In today’s society, I am asked for my opinion on police brutality, history of civil rights and my overall marginalization as a person of color and woman. I personally talk about my experience because it is natural to me. I understand that conversations are essential to growth. But it is not the responsibility of marginalized people to educate those around them.
This concept may seem different or off-putting to many, but this is something that many do not think of. Marginalized people live their lives knowing the limitations put on them. I often do not want to be a prime example for someone else’s education. Pulling instances like not being able to find my foundation shade or being followed around a store for my skin color are examples of racism and oppression, but my purpose is not to be living proof for your social constructs. It is the responsibility of others to seek out information. Conversations should not be your sole source of information. This puts pressure on the marginalized individual to educate you. Also, relying solely on conversations can give a false perspective. Every experience is the experience of all. In reality, the oppressed person has much more to deal without the burden of educating you on how they are oppressed. Also, it is important to note that marginalized people (like people of color and LGBTQ+ folks for example) have to protect their psyche. I constantly see images and headlines of harm done to people of color based on their race. Personally, I do not want to casually talk about police brutality all day. I see myself in the victims whether it be similarity in age, career path, or various other aligning qualities. I think that it could have easily been me. I never forget that. It is important for others to realize that marginalized people need to practice self-care too.
I have suggestions for those that want to learn more about oppression and marginalized identities. First, find a site that accurately educates with feminist content creators. Everyday Feminism and Bitch Media are great platforms to turn to when you have questions. When all else fails, a google search will not hurt at all.

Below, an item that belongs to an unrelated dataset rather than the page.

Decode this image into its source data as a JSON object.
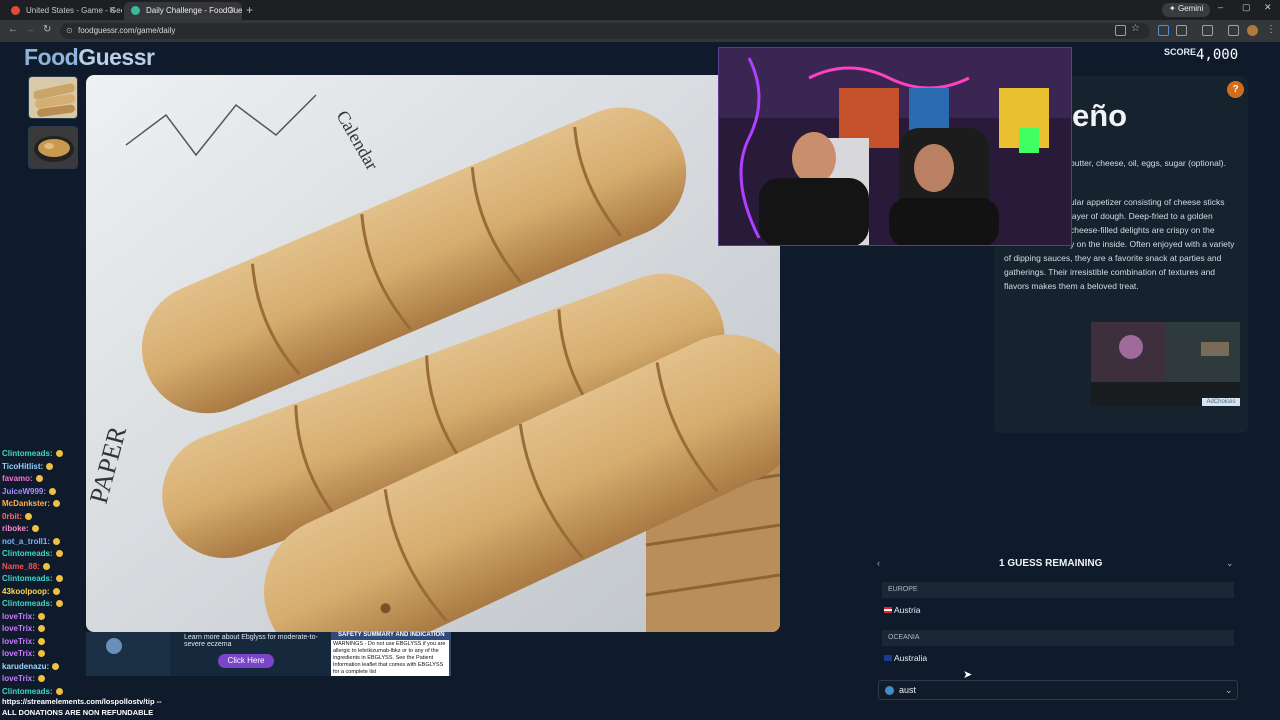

When it comes to search engines, you need to use a critical lens on what is an honest depiction of an identity.
Second, think about a person’s psyche before you unload all of your questions onto a marginalized person. Your question may be the last thing they want to discuss. It can put the person in an awkward position, so keep that in mind. To save yourself trouble, ask if they are willing to talk about it. Third, recognize marginalize people are not encyclopedias for your casual use and their perspective is not totally encompassing for identities similar to theirs. It is important to rely on the resources around you. There are theorists, podcasts, videos dealing with the questions you may have. Lastly, caring about the marginalized people in your life means wanting to know how you can support and encourage them. Learning about the challenges your loved ones face should not be a burden thrusted upon them.